There are no metrics for their effectiveness.
Cpt Lynch frowns during the whole council council meeting and becomes defensive to any questions. Tom Burrnet, the president of the council, is more concerned about ‘toy for tots’ than the crime rate.
During the council meeting the police give presentations about ‘how you should lock your door’,
and ‘don’t get scammed on the phone’. So basic, it is useless.
Rival gangs. Sounds like West Side Story.
Just like the Sharks and the Jets!
Yeah, too bad they don’t just dance out their differences.
Our community would be far safer if we had tighter firearms regulations at the federal level. The flow of illegal firearms into NYC is a primary driver of this type of deadly violence. Yet it’s hardly ever addressed in these discussions and it needs to be.
I was surprised by Dave O’s nasty, negative commentary in Comment #9. I know Dave and we have had several phone and email message exchanges. In any event, I completely disagree with his view of the 24 Precinct, Captain Seth Lynch and the Community Council. Capt. Lynch has discussed the disposition of the major cases and the ones brought to his attention at the public Council meetings. He has invited speakers from the CCRB and Safe Havens to speak at the Council meetings. He arranged for NYPD speakers to present on the Right To Know law and on NYC Gang activity. In addition, several residents on many occasions have come up to me to praise the work of the NCO’s and the Community Affairs Officers. As for Dave’s comment about my concern for ‘toys for tots’-I am proud of the Council’s effort (with the help of the Precinct’s Community Affairs officers) to pack up some 40 bags of toys which we delivered to needy families at shelters in the Precinct confines. If Dave O. made a similar contribution to the neighborhood, I am yet to hear of it. Tom Burnett, President of the 24 Precinct Community Council.
I’ve noticed that there is a startling insensitivity, a crassness, from many commenters towards some recent crime victims on the UWS. Ironically, this comes from many of the same people who continually try to falsely portray the UWS as a crime-invested jungle, ruled by gangs prowling the streets.
In fact, both of our recent murders, Susan Trott and Tony McClain, apparently were done by people who knew them. this is similar to the vast majority of murders in the US take place.
First, we had Ms. Trott vilified in the media — repeatedly — by a certain “community leader” on the UWS who pparently had some run-ins with her. While she was eulogized in Adweek.com (https://www.adweek.com/agencies/the-nypd-is-investigating-the-murder-of-a-longtime-agency-copywriter/) and received a long bio in the NY Times article, detailing her accomplishments, (https://www.nytimes.com/2018/10/22/nyregion/murder-upper-west-side-susan-trott.html), in WSR, the description of her as a beloved person in the community was very limited (with the exception of some commenters), and of course the “community leader’s” posthumous insults were recorded for posterity.
Now we have the terrible murder of Tony McClain, and too many commenters think it is appropriate to vilify him.
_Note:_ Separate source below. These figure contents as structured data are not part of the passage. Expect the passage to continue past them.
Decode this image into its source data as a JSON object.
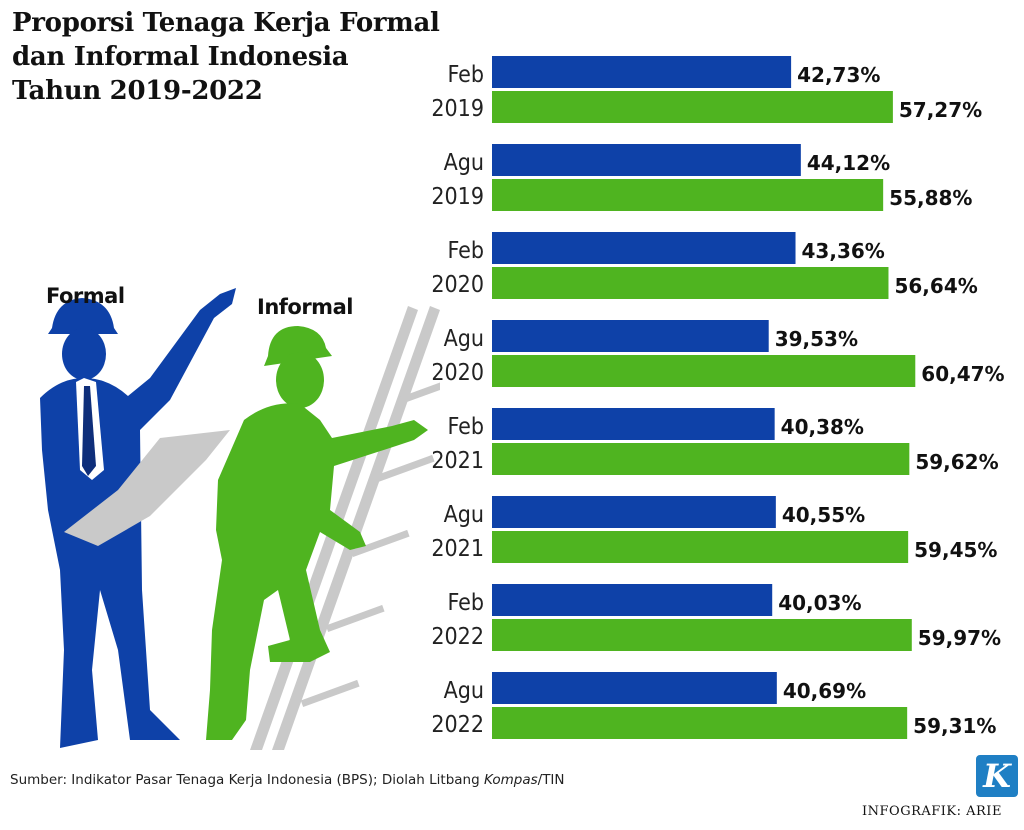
{
  "title": {
    "line1": "Proporsi Tenaga Kerja Formal",
    "line2": "dan Informal Indonesia",
    "line3": "Tahun 2019-2022"
  },
  "legend": {
    "formal": "Formal",
    "informal": "Informal"
  },
  "colors": {
    "formal": "#0e41a8",
    "informal": "#4fb420",
    "paper": "#c9c9c9"
  },
  "chart_data": {
    "type": "bar",
    "orientation": "horizontal",
    "title": "Proporsi Tenaga Kerja Formal dan Informal Indonesia Tahun 2019-2022",
    "categories": [
      [
        "Feb",
        "2019"
      ],
      [
        "Agu",
        "2019"
      ],
      [
        "Feb",
        "2020"
      ],
      [
        "Agu",
        "2020"
      ],
      [
        "Feb",
        "2021"
      ],
      [
        "Agu",
        "2021"
      ],
      [
        "Feb",
        "2022"
      ],
      [
        "Agu",
        "2022"
      ]
    ],
    "series": [
      {
        "name": "Formal",
        "values": [
          42.73,
          44.12,
          43.36,
          39.53,
          40.38,
          40.55,
          40.03,
          40.69
        ],
        "labels": [
          "42,73%",
          "44,12%",
          "43,36%",
          "39,53%",
          "40,38%",
          "40,55%",
          "40,03%",
          "40,69%"
        ]
      },
      {
        "name": "Informal",
        "values": [
          57.27,
          55.88,
          56.64,
          60.47,
          59.62,
          59.45,
          59.97,
          59.31
        ],
        "labels": [
          "57,27%",
          "55,88%",
          "56,64%",
          "60,47%",
          "59,62%",
          "59,45%",
          "59,97%",
          "59,31%"
        ]
      }
    ],
    "unit": "%",
    "grid": false
  },
  "source": {
    "prefix": "Sumber: Indikator Pasar Tenaga Kerja Indonesia (BPS); Diolah Litbang ",
    "italic": "Kompas",
    "suffix": "/TIN"
  },
  "logo": "K",
  "credit": "INFOGRAFIK: ARIE"
}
Why? We see nothing in WSR about his actual person: his family, his friends, his accomplishments in his too-short life.
Apparently you have to be a certain type of crime victim in order to get sympathy from some people. If you are the “wrong type” of victim — slightly eccentric, or a young black male — then there is no remembrance.
There was a memorial vigil in Douglass Houses for Mr. McClain, and it was reported over 100 people attended. He was mourned and loved in his immediate community. Wouldn’t it be appropriate to ask some of their recollections and thoughts? Isn’t Douglass Houses part of the UWS?